11:56J'avais besoin de faire quelque chose de totalement normal avec lui.
11:59Et de lui faire découvrir le soleil, les arbres, la pollution, n'importe quoi.
12:06Mais juste qu'il découvre et qu'il observe ce qu'il n'a pas pu observer
12:11pendant tout le temps qu'il était dans sa chambre d'hôpital.
12:15Depuis sa sortie, j'ai pas pris le temps de me poser.
12:20Mais j'ai dû me calmer.
12:23Parce qu'en fait, j'avais emmagasiné tellement de choses en moi.
12:26Que ce soit de la tristesse, de l'inquiétude, de la rage, de la colère.
12:30Il fallait que ça sorte.
12:30Et à un moment donné, j'avais beaucoup trop de colère en moi.
12:32Et il m'a fallu à un moment donné reprendre soin de moi.
12:36Et heureusement que j'ai un mari extraordinaire qui me pousse à le faire.
12:40Parce qu'il pourrait ne pas écouter mes besoins et en faire qu'à sa tête.
12:43Mais c'est pas du tout le cas, au contraire.
12:44Et si aujourd'hui, j'arrive à reprendre soin de moi, à me remaquiller, à me racheter des beaux vêtements.
12:49C'est parce qu'à un moment donné, j'étais complètement dans l'oubli de moi-même.
12:52Et que je ne vivais que pour ça.
12:54Ça nous a remis un peu les pendules à l'heure, cette épreuve-là.
12:57Parce que, bien qu'on n'a jamais été des gens très extravagants ou quoi que ce soit.
13:02Mais je pense que pour n'importe quelle personne, ça te remet les pieds sur terre.
13:06Dans le sens où tu te dis, sur cette terre, t'es pas grand-chose.
13:09Et si tu te raccroches pas, tu n'y arrives pas.
13:11Et si tu y crois pas, tu n'y arrives pas non plus.
13:13Et si mon fils est passé par tout ça, on peut pas aujourd'hui se plaindre de futilité.
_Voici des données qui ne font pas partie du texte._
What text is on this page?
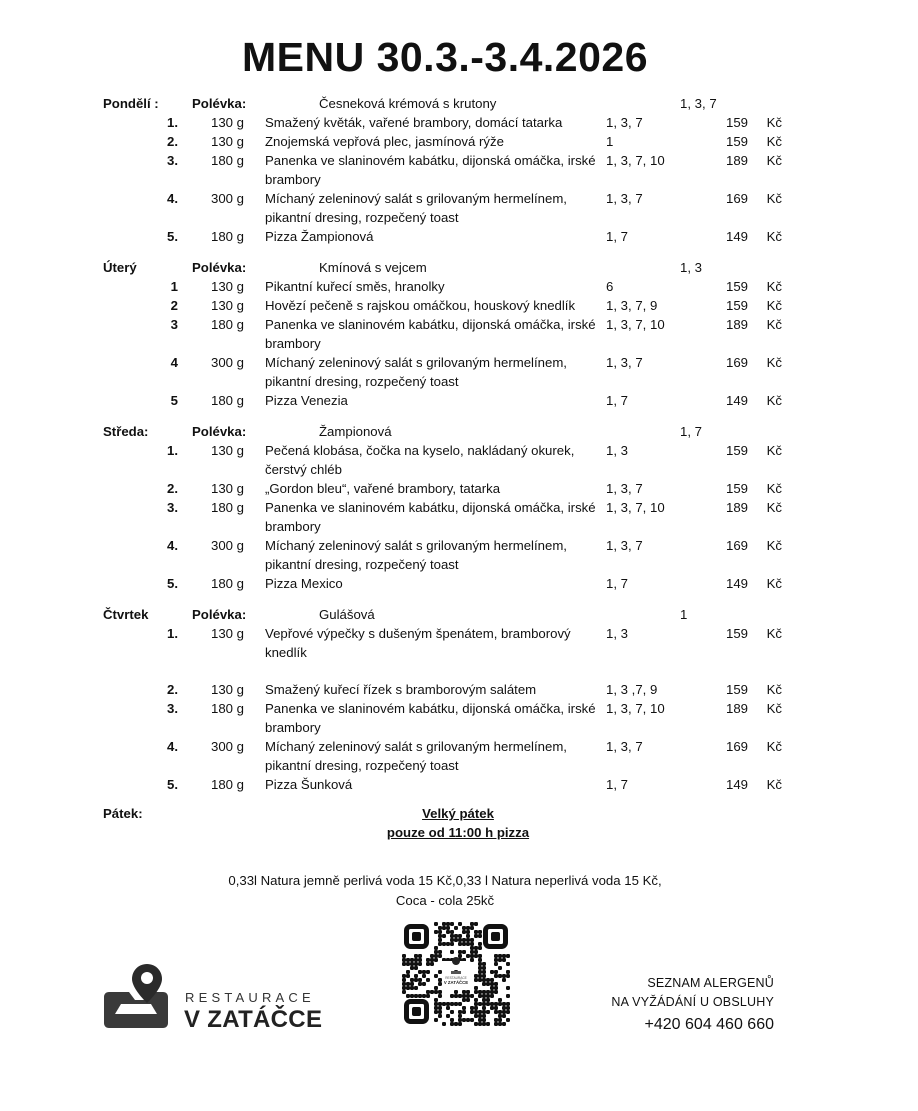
MENU 30.3.-3.4.2026
Pondělí :	Polévka:	Česneková krémová s krutony	1, 3, 7
1.	130 g	Smažený květák, vařené brambory, domácí tatarka	1, 3, 7	159	Kč
2.	130 g	Znojemská vepřová plec, jasmínová rýže	1	159	Kč
3.	180 g	Panenka ve slaninovém kabátku, dijonská omáčka, irské brambory
1, 3, 7, 10	189	Kč
4.	300 g	Míchaný zeleninový salát s grilovaným hermelínem, pikantní dresing, rozpečený toast
1, 3, 7	169	Kč
5.	180 g	Pizza Žampionová	1, 7	149	Kč
Úterý	Polévka:	Kmínová s vejcem	1, 3
1	130 g	Pikantní kuřecí směs, hranolky	6	159	Kč
2	130 g	Hovězí pečeně s rajskou omáčkou, houskový knedlík	1, 3, 7, 9	159	Kč
3	180 g	Panenka ve slaninovém kabátku, dijonská omáčka, irské brambory
1, 3, 7, 10	189	Kč
4	300 g	Míchaný zeleninový salát s grilovaným hermelínem, pikantní dresing, rozpečený toast
1, 3, 7	169	Kč
5	180 g	Pizza Venezia	1, 7	149	Kč
Středa:	Polévka:	Žampionová	1, 7
1.	130 g	Pečená klobása, čočka na kyselo, nakládaný okurek, čerstvý chléb
1, 3	159	Kč
2.	130 g	„Gordon bleu“, vařené brambory, tatarka	1, 3, 7	159	Kč
3.	180 g	Panenka ve slaninovém kabátku, dijonská omáčka, irské brambory
1, 3, 7, 10	189	Kč
4.	300 g	Míchaný zeleninový salát s grilovaným hermelínem, pikantní dresing, rozpečený toast
1, 3, 7	169	Kč
5.	180 g	Pizza Mexico	1, 7	149	Kč
Čtvrtek	Polévka:	Gulášová	1
1.	130 g	Vepřové výpečky s dušeným špenátem, bramborový knedlík
1, 3	159	Kč
2.	130 g	Smažený kuřecí řízek s bramborovým salátem	1, 3 ,7, 9	159	Kč
3.	180 g	Panenka ve slaninovém kabátku, dijonská omáčka, irské brambory
1, 3, 7, 10	189	Kč
4.	300 g	Míchaný zeleninový salát s grilovaným hermelínem, pikantní dresing, rozpečený toast
1, 3, 7	169	Kč
5.	180 g	Pizza Šunková	1, 7	149	Kč
Pátek:	Velký pátek
pouze od 11:00 h pizza
0,33l Natura jemně perlivá voda 15 Kč,0,33 l Natura neperlivá voda 15 Kč,
Coca - cola 25kč
RESTAURACE
V ZATÁČCE
RESTAURACE
V ZATÁČCE
SEZNAM ALERGENŮ
NA VYŽÁDÁNÍ U OBSLUHY
+420 604 460 660
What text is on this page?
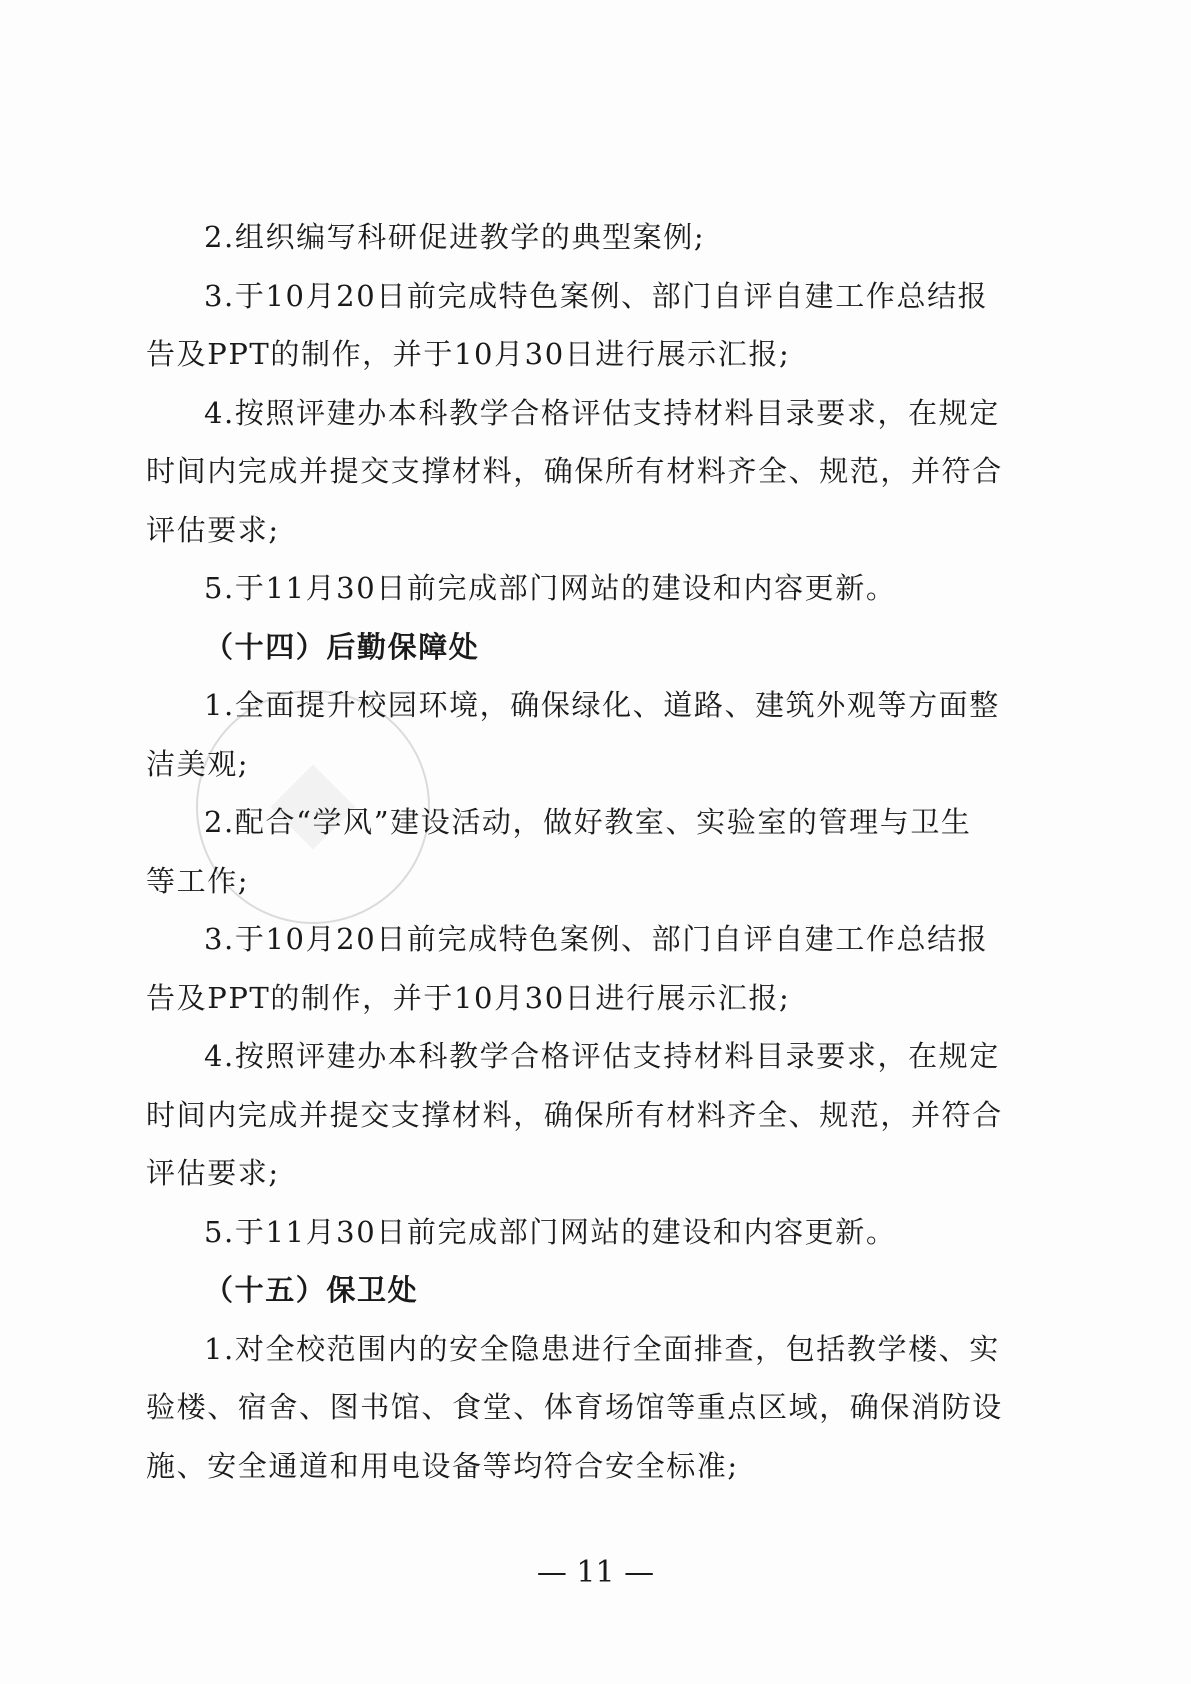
2.组织编写科研促进教学的典型案例;
3.于10月20日前完成特色案例、部门自评自建工作总结报
告及PPT的制作，并于10月30日进行展示汇报;
4.按照评建办本科教学合格评估支持材料目录要求，在规定
时间内完成并提交支撑材料，确保所有材料齐全、规范，并符合
评估要求;
5.于11月30日前完成部门网站的建设和内容更新。
（十四）后勤保障处
1.全面提升校园环境，确保绿化、道路、建筑外观等方面整
洁美观;
2.配合“学风”建设活动，做好教室、实验室的管理与卫生
等工作;
3.于10月20日前完成特色案例、部门自评自建工作总结报
告及PPT的制作，并于10月30日进行展示汇报;
4.按照评建办本科教学合格评估支持材料目录要求，在规定
时间内完成并提交支撑材料，确保所有材料齐全、规范，并符合
评估要求;
5.于11月30日前完成部门网站的建设和内容更新。
（十五）保卫处
1.对全校范围内的安全隐患进行全面排查，包括教学楼、实
验楼、宿舍、图书馆、食堂、体育场馆等重点区域，确保消防设
施、安全通道和用电设备等均符合安全标准;
— 11 —
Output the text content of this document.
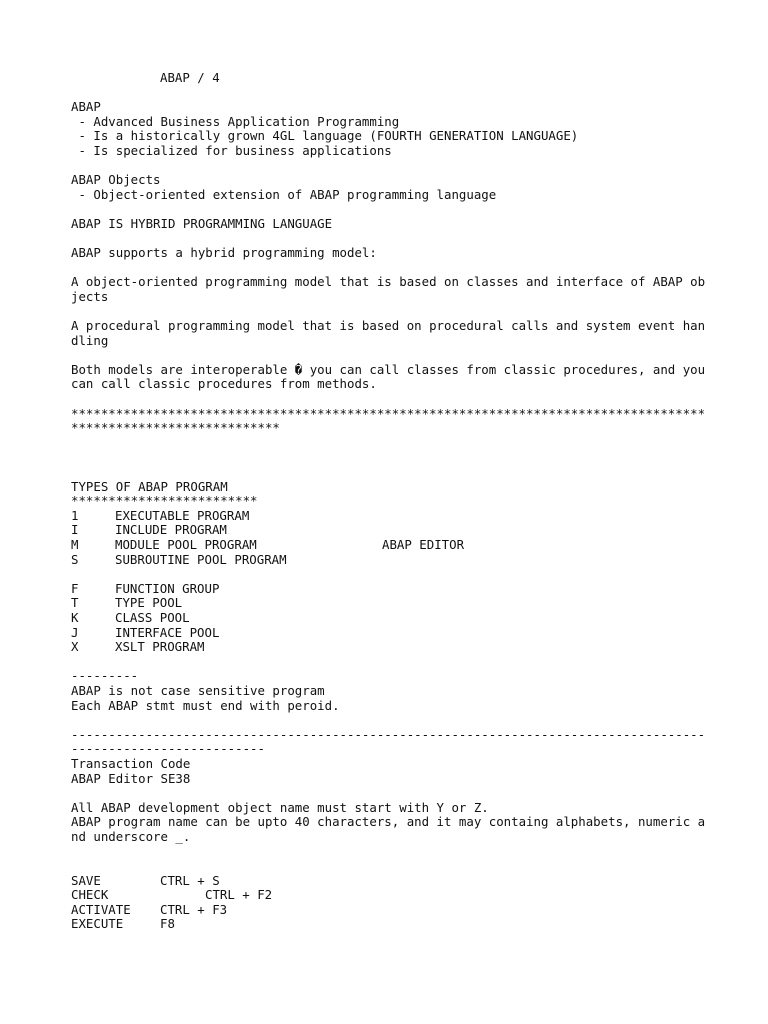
ABAP / 4
ABAP
- Advanced Business Application Programming
- Is a historically grown 4GL language (FOURTH GENERATION LANGUAGE)
- Is specialized for business applications
ABAP Objects
- Object-oriented extension of ABAP programming language
ABAP IS HYBRID PROGRAMMING LANGUAGE
ABAP supports a hybrid programming model:
A object-oriented programming model that is based on classes and interface of ABAP objects
A procedural programming model that is based on procedural calls and system event handling
Both models are interoperable � you can call classes from classic procedures, and you can call classic procedures from methods.
*****************************************************************************************************************
TYPES OF ABAP PROGRAM
*************************
1	EXECUTABLE PROGRAM
I	INCLUDE PROGRAM
M	MODULE POOL PROGRAM	ABAP EDITOR
S	SUBROUTINE POOL PROGRAM
F	FUNCTION GROUP
T	TYPE POOL
K	CLASS POOL
J	INTERFACE POOL
X	XSLT PROGRAM
---------
ABAP is not case sensitive program
Each ABAP stmt must end with peroid.
---------------------------------------------------------------------------------------------------------------
Transaction Code
ABAP Editor SE38
All ABAP development object name must start with Y or Z.
ABAP program name can be upto 40 characters, and it may containg alphabets, numeric and underscore _.
SAVE	CTRL + S
CHECK	CTRL + F2
ACTIVATE	CTRL + F3
EXECUTE	F8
13:18On peut juste croquer la vie à pleines dents, profiter un maximum.
13:21Je profite de ma vie, je profite de ma vie de couple, je profite de ma vie de maman.
13:24Et je crois que j'ai jamais, même professionnellement parlant,
13:27je crois que j'ai jamais été aussi ambitieuse que maintenant de vouloir faire plein de choses,
13:30de vouloir m'ouvrir à plein de choses.
13:31Alors qu'avant, je m'en empêchais.
13:33Parce qu'avant, je voyais que mes enfants, mon mari.
13:35Et maintenant, je pense que je suis bien plus que ça.